I understand that conceptually the difference between comp rates between captive vs. independent but I guess I don't understand why I am being paid as a 'captive' through Mass since I'm going through their broker channel and not using their resources. Is there a way to get another contract type through Mass, Penn, and Guardian?

The reason I decided to one off through those 3 is because I value having good mutual companies to offer my clients.
 
This is what I was curious about whether or not this would be compliant/ok from the carriers stand point.



I don't know if I would agree it's irrelevant. It certainly SHOULD BE irrelevant but, the truth is there is - in my experience - no shortage of individuals pushing whichever product has the biggest commission tag attached to it.



I haven;t even figured out how I get paid yet so I do agree with the adding confusion sentiment.

It was just a thought that I wanted to hear some feedback on. It was spurred by the first decently sized life quote I've worked up since opening the doors. I got 4 quotes worked up - 2 from two carriers I established independent channels with and 2 that my FMO recommended.

All or the quotes did turn out to be fairly competitive ... but, to my surprise, when I inquired into the details of the commission structure I found that there was a HUGE range. I'm talking $4,200 vs. $9,000!!! That sort of a range would make a nun second guess her recommendation.

I am no nun but I do try very hard to put my clients needs first. Part of me feels like setting up commission structures in such a way selects for a certain personality type/behavior pattern that leads to a lot of distrust in our industry. The other part of me realizes that carriers need to promote their products and is give incentives to agents any different that a retail store running sales?
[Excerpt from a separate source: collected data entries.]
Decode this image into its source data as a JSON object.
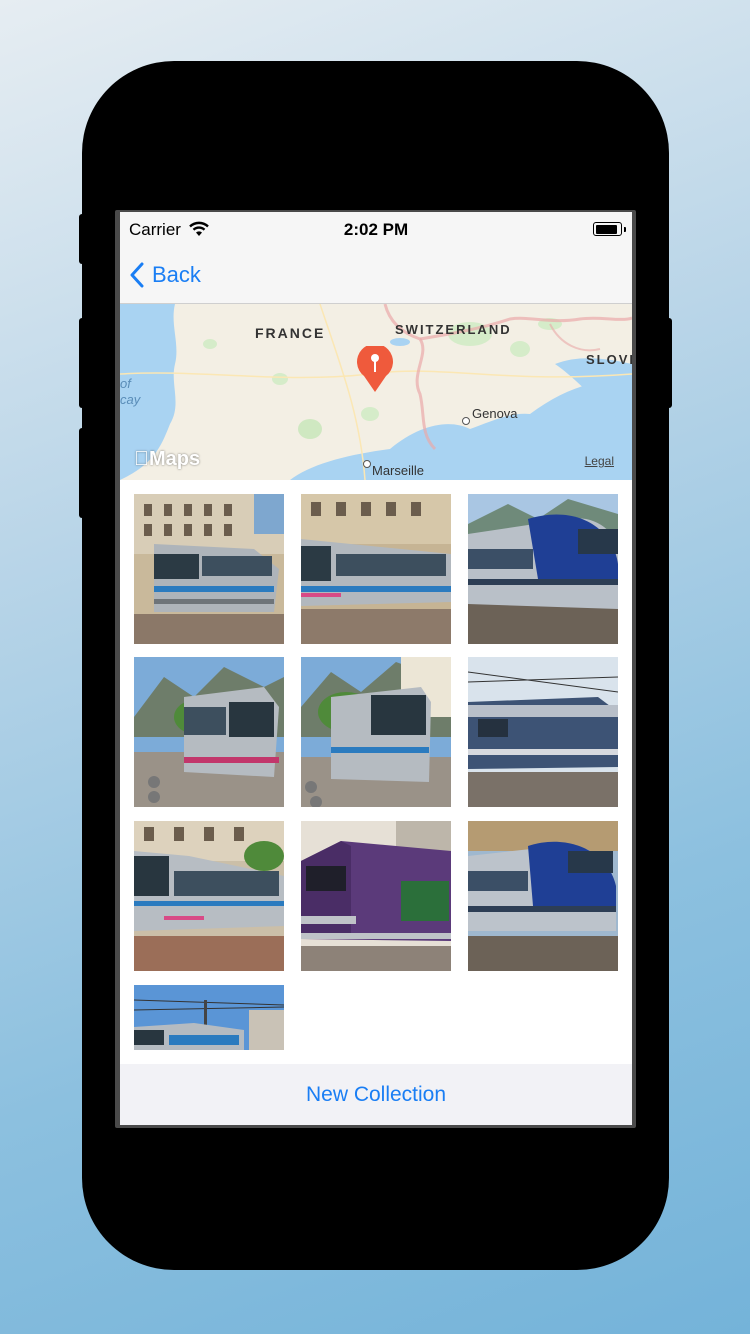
{
  "status_bar": {
    "carrier": "Carrier",
    "time": "2:02 PM",
    "battery_level": 0.9
  },
  "nav": {
    "back_label": "Back"
  },
  "map": {
    "labels": {
      "france": "FRANCE",
      "switzerland": "SWITZERLAND",
      "slove": "SLOVE",
      "genova": "Genova",
      "marseille": "Marseille",
      "bay": "of\ncay"
    },
    "logo_text": "Maps",
    "legal": "Legal"
  },
  "photos": [
    {
      "id": 1,
      "subject": "tram-city"
    },
    {
      "id": 2,
      "subject": "tram-street"
    },
    {
      "id": 3,
      "subject": "regional-train-blue"
    },
    {
      "id": 4,
      "subject": "tram-mountain"
    },
    {
      "id": 5,
      "subject": "tram-front"
    },
    {
      "id": 6,
      "subject": "diesel-locomotive"
    },
    {
      "id": 7,
      "subject": "tram-side"
    },
    {
      "id": 8,
      "subject": "purple-train"
    },
    {
      "id": 9,
      "subject": "regional-train-blue-2"
    },
    {
      "id": 10,
      "subject": "train-station-partial"
    }
  ],
  "bottom": {
    "new_collection_label": "New Collection"
  },
  "colors": {
    "accent": "#1a7ef4",
    "pin": "#ef5a3c"
  }
}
I'm FEX. Here is the problem. Some agents are paid 50% and others 100% on the same product. To the consumer the 50% agent would appear less biased. But it's probably the opposite. The agent on 100% is likely more established and experienced. To me it's not the commission amounts that sway an established agent. But to a more desperate agent it would be more likely to.
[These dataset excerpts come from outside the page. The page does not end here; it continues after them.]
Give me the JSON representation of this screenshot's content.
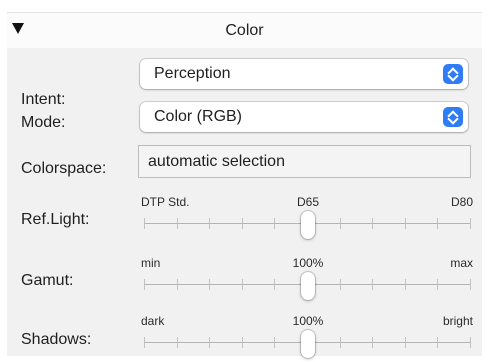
{
  "header": {
    "title": "Color"
  },
  "rows": {
    "intent": {
      "label": "Intent:",
      "value": "Perception"
    },
    "mode": {
      "label": "Mode:",
      "value": "Color (RGB)"
    },
    "colorspace": {
      "label": "Colorspace:",
      "value": "automatic selection"
    },
    "ref_light": {
      "label": "Ref.Light:",
      "min_label": "DTP Std.",
      "mid_label": "D65",
      "max_label": "D80",
      "position": 0.5
    },
    "gamut": {
      "label": "Gamut:",
      "min_label": "min",
      "mid_label": "100%",
      "max_label": "max",
      "position": 0.5
    },
    "shadows": {
      "label": "Shadows:",
      "min_label": "dark",
      "mid_label": "100%",
      "max_label": "bright",
      "position": 0.5
    }
  },
  "colors": {
    "accent": "#2f7cf6",
    "panel_bg": "#f1f1f1"
  },
  "icons": {
    "disclosure": "disclosure-triangle-down-icon",
    "popup": "up-down-chevron-icon"
  }
}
Also do you only disclose 1st year? Or renewals too? Because some products like annuities you have the option to make your 1st year lower and the renewals higher.

DO you disclose what your up lines all make? Because YOUR commission level might appear small but your up line might be heavy handed in what you sell and he might be making twice what you make. Especially for captive agents.
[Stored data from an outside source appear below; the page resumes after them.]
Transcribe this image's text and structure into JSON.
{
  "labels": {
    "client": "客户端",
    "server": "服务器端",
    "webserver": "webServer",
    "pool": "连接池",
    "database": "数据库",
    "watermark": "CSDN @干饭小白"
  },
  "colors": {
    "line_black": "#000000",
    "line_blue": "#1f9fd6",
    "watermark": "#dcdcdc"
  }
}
I think the disclosure that you work on commission is all anyone needs to know. People who work on salary are just as likely to be making bad recommendations as a commissioned person. People with no commission are going to be less driven to really keep up on their industry and be a true expert. They would be more likely to get into a routine and recommend the same thing that worked last time and not have to learn new products. Also they are more likely to be recommending what the boss told them to recommend and HE could be financially biased in his choices.

Consumers just need to be aware that any business they deal with is profit driven. Their lawyer is. Their doctor is. Their insurance agent is. Their grocer is. Any business has to have profits to survive and get paid. The profits could come from commissions. Could come from fees. Could come from the price of goods or services.

But regardless of any disclosures all consumers need to educate themselves and stay aware.